Ever feel like your life is a movie? You stop in a coffee shop and lock eyes with a Ryan Gosling look alike. As he leaves, you decide to leave your number with the barista in case for some reason Mr. Right decides to come back in because your 5 second unspoken connection was so meaningful that he’s decided he can’t live without you, comes back in for your phone number and then you live happily ever after. All of this to the tune of Carole King’s, “One Fine Day”. Every girls rom-com fantasy come true, right?
Well lucky for me, my real-life movie seems to be more like Groundhog Day. Just me, Bill Murray and good ole’ Punxsutawney Phil hanging out each month. Instead of looking for my shadow, I’m searching for those illusive two pink lines on a pregnancy test. Month after month of ovulation sticks, wine, charting, wine, meds and more wine. All leading up to that excruciating 3-5 minute waiting period just to have my dreams crushed with the appearance of only one stupid pink line. Maybe if I just draw in the second pink line with some fingernail polish I can trick my body into getting pregnant? I realize that’s not at all how this whole pregnancy thing works, but I’m starting to get desperate here people.
I seem to be in this infinite time loop and my life is just repeating itself month after month. Same steps. Same results. Not Pregnant. Now I’m not quite to the point of no return like Bill was and I don’t plan on trying to kill the groundhog to end this time loop… yet. We are however about to make the big money jump to start seeing a reproductive specialist. I can’t wait to spend thousands of dollars in hopes that a doctor can make my body do what it’s supposed to do naturally. Don’t mind me, just a little more bitter and sarcastic today than usual. Of course, I take no responsibility for this and blame it all on the hormones.

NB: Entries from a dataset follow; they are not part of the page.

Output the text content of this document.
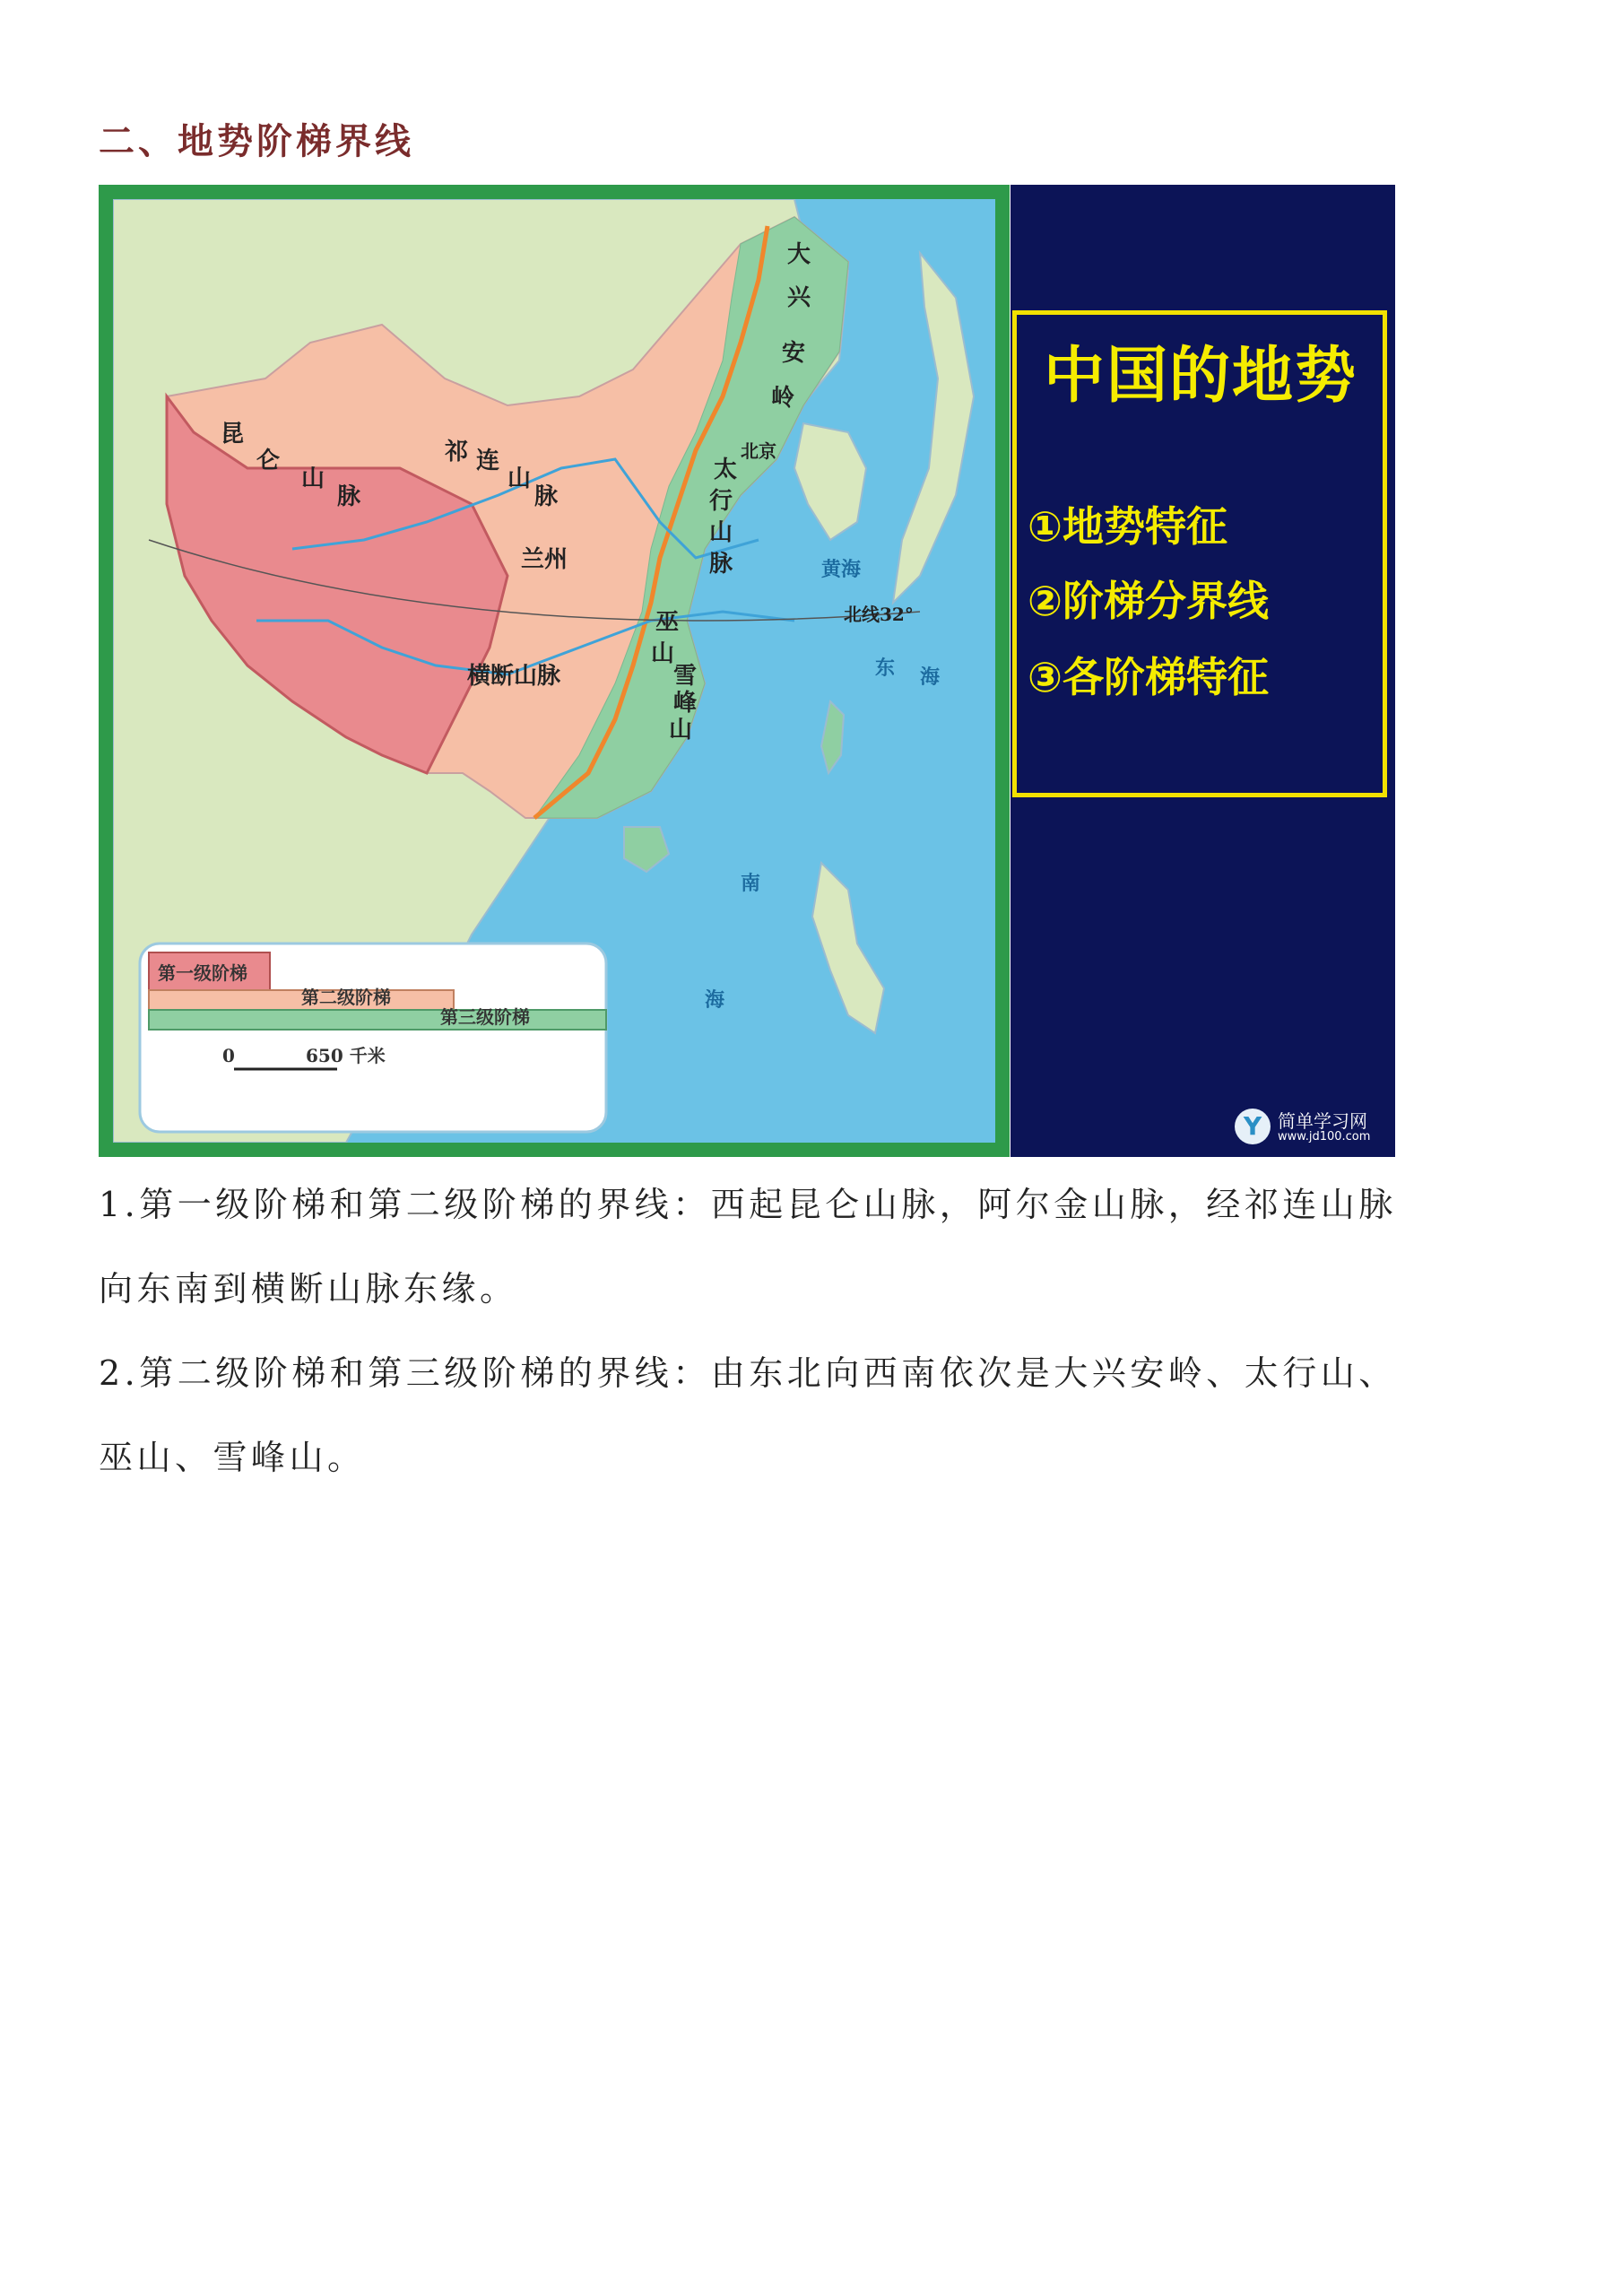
二、地势阶梯界线
昆
仑
山
脉
祁 连
山
脉
横断山脉
兰州
大
兴
安
岭
北京
太
行
山
脉
巫
山
雪
峰
山
黄海
东 海
南
海
北线32°
第一级阶梯
第二级阶梯
第三级阶梯
0	650 千米
中国的地势
①地势特征
②阶梯分界线
③各阶梯特征
Y 简单学习网
www.jd100.com
1.第一级阶梯和第二级阶梯的界线：西起昆仑山脉，阿尔金山脉，经祁连山脉
向东南到横断山脉东缘。
2.第二级阶梯和第三级阶梯的界线：由东北向西南依次是大兴安岭、太行山、
巫山、雪峰山。
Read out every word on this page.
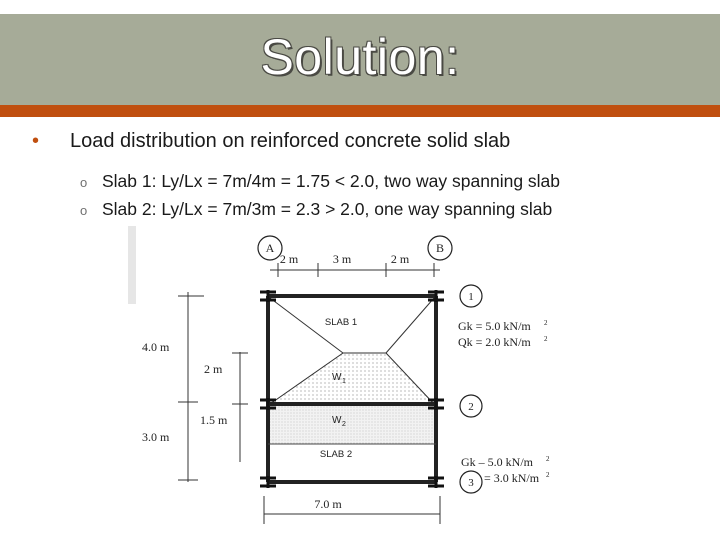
Solution:
• Load distribution on reinforced concrete solid slab
o Slab 1: Ly/Lx = 7m/4m = 1.75 < 2.0, two way spanning slab
o Slab 2: Ly/Lx = 7m/3m = 2.3 > 2.0, one way spanning slab
A	B
2 m	3 m	2 m
SLAB 1
SLAB 2
W 1
W 2
4.0 m
3.0 m
2 m
1.5 m
1
2
3
Gk = 5.0 kN/m 2
Qk = 2.0 kN/m 2
Gk – 5.0 kN/m 2
= 3.0 kN/m 2
7.0 m
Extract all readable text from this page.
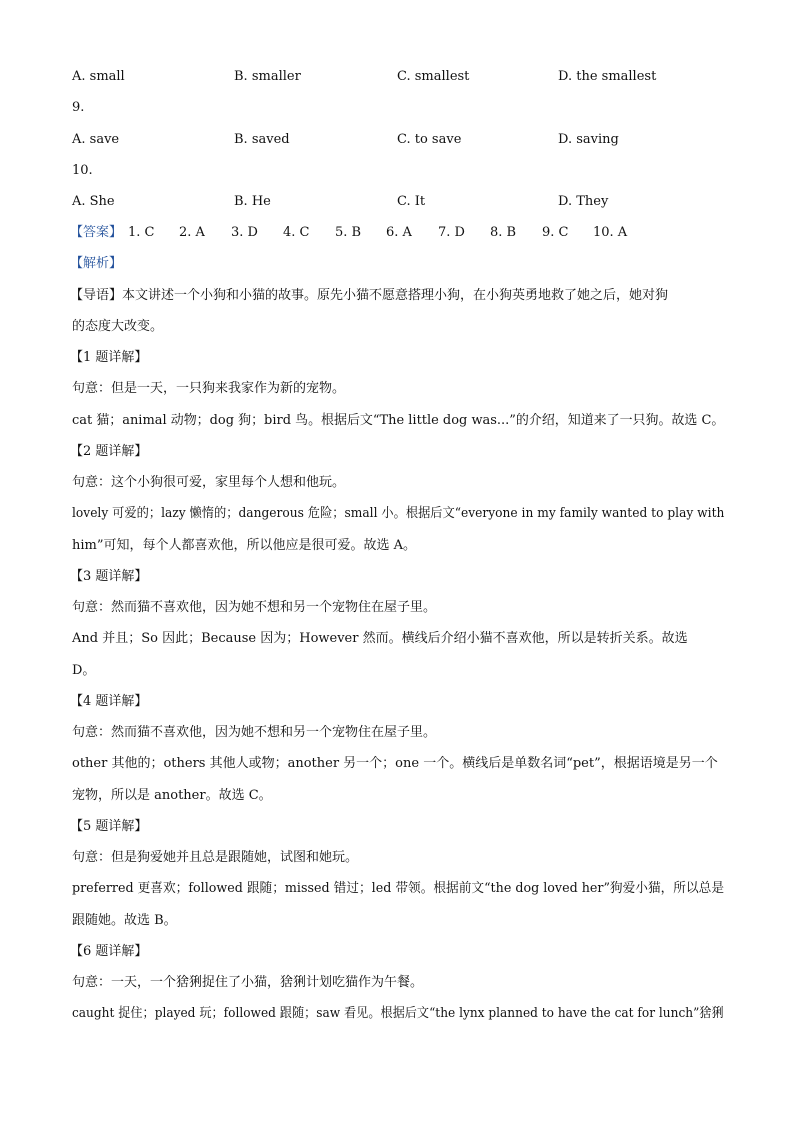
A. small	B. smaller	C. smallest	D. the smallest
9.
A. save	B. saved	C. to save	D. saving
10.
A. She	B. He	C. It	D. They
【答案】 1. C 2. A 3. D 4. C 5. B 6. A 7. D 8. B 9. C 10. A
【解析】
【导语】本文讲述一个小狗和小猫的故事。原先小猫不愿意搭理小狗，在小狗英勇地救了她之后，她对狗
的态度大改变。
【1 题详解】
句意：但是一天，一只狗来我家作为新的宠物。
cat 猫；animal 动物；dog 狗；bird 鸟。根据后文“The little dog was...”的介绍，知道来了一只狗。故选 C。
【2 题详解】
句意：这个小狗很可爱，家里每个人想和他玩。
lovely 可爱的；lazy 懒惰的；dangerous 危险；small 小。根据后文“everyone in my family wanted to play with
him”可知，每个人都喜欢他，所以他应是很可爱。故选 A。
【3 题详解】
句意：然而猫不喜欢他，因为她不想和另一个宠物住在屋子里。
And 并且；So 因此；Because 因为；However 然而。横线后介绍小猫不喜欢他，所以是转折关系。故选
D。
【4 题详解】
句意：然而猫不喜欢他，因为她不想和另一个宠物住在屋子里。
other 其他的；others 其他人或物；another 另一个；one 一个。横线后是单数名词“pet”，根据语境是另一个
宠物，所以是 another。故选 C。
【5 题详解】
句意：但是狗爱她并且总是跟随她，试图和她玩。
preferred 更喜欢；followed 跟随；missed 错过；led 带领。根据前文“the dog loved her”狗爱小猫，所以总是
跟随她。故选 B。
【6 题详解】
句意：一天，一个猞猁捉住了小猫，猞猁计划吃猫作为午餐。
caught 捉住；played 玩；followed 跟随；saw 看见。根据后文“the lynx planned to have the cat for lunch”猞猁
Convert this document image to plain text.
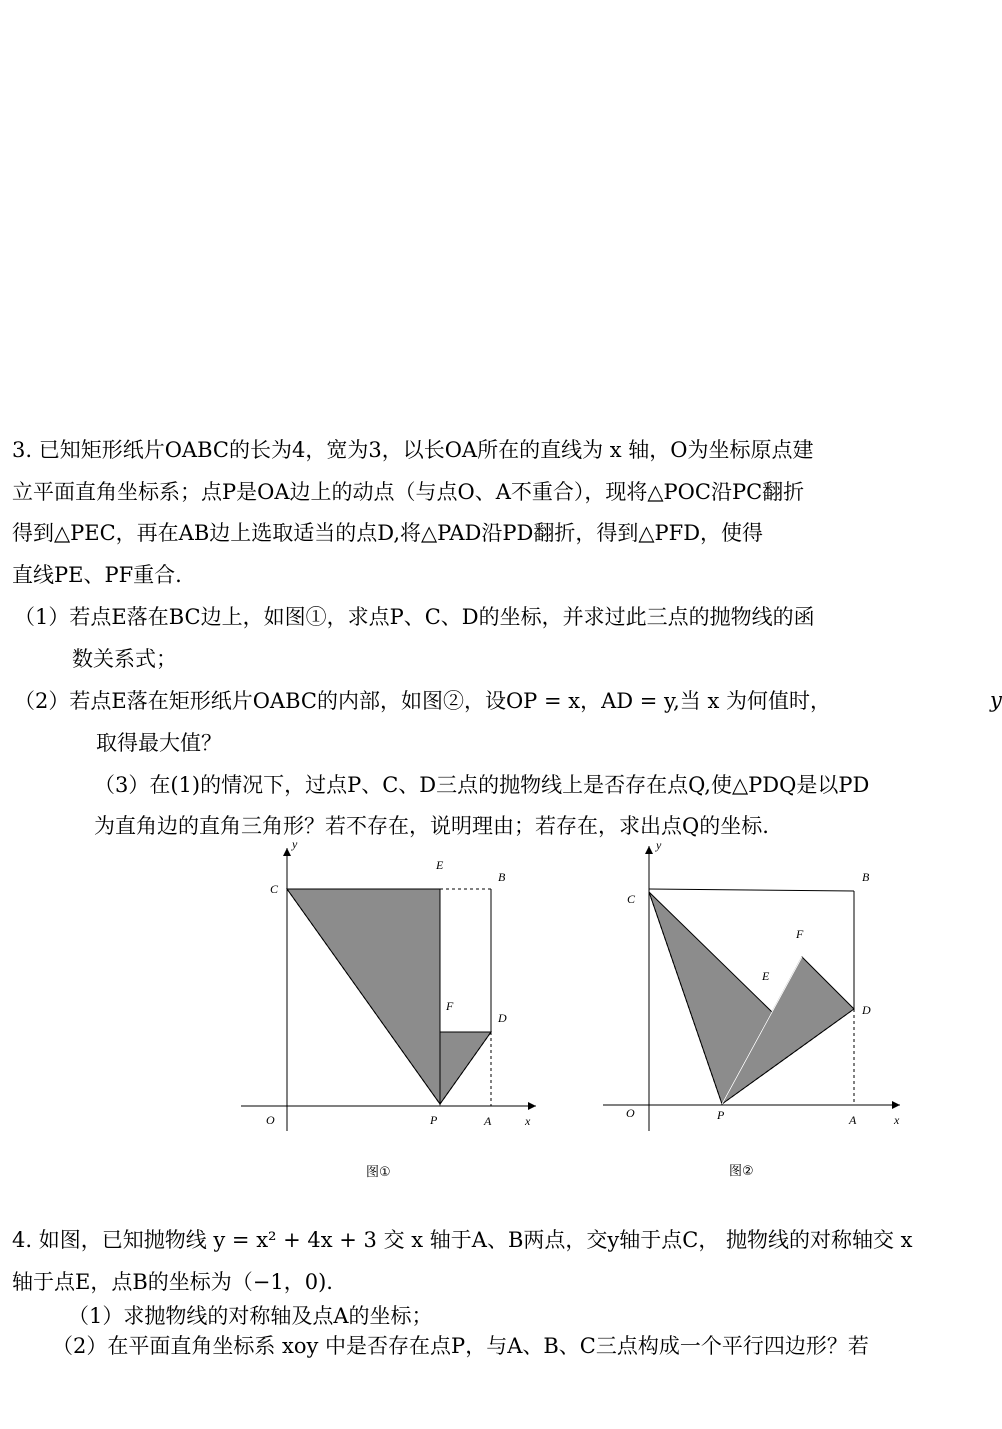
3. 已知矩形纸片OABC的长为4，宽为3，以长OA所在的直线为 x 轴，O为坐标原点建
立平面直角坐标系；点P是OA边上的动点（与点O、A不重合），现将△POC沿PC翻折
得到△PEC，再在AB边上选取适当的点D,将△PAD沿PD翻折，得到△PFD，使得
直线PE、PF重合.
（1）若点E落在BC边上，如图①，求点P、C、D的坐标，并求过此三点的抛物线的函
数关系式；
（2）若点E落在矩形纸片OABC的内部，如图②，设OP = x，AD = y,当 x 为何值时，	y
取得最大值？
（3）在(1)的情况下，过点P、C、D三点的抛物线上是否存在点Q,使△PDQ是以PD
为直角边的直角三角形？若不存在，说明理由；若存在，求出点Q的坐标.
y
C
E
B
F
D
O	P	A	x
图①
y
C
B
F
E
D
O	P	A	x
图②
4. 如图，已知抛物线 y = x² + 4x + 3 交 x 轴于A、B两点，交y轴于点C， 抛物线的对称轴交 x
轴于点E，点B的坐标为（−1，0).
（1）求抛物线的对称轴及点A的坐标；
（2）在平面直角坐标系 xoy 中是否存在点P，与A、B、C三点构成一个平行四边形？若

In all seriousness, I would pay and do whatever it takes so that I can hopefully experience the joy of pregnancy one day. And I mean, I’m not being greedy here. I’m just asking for one little miracle. I mean, two would be great, but one is all I need. Just to experience that sweet little baby growing inside me is honestly something I’m aching for and that ache has only grown since the day I feel in love with my husband. I want more than anything to see OUR little human. Half me; half him. Unfortunately, each month I’m told no and have to start the process over it becomes harder and harder to swallow.
Praying for a miracle soon because I’m not sure how much longer I can take hanging out with Bill and Phil. Happy Groundhog Day!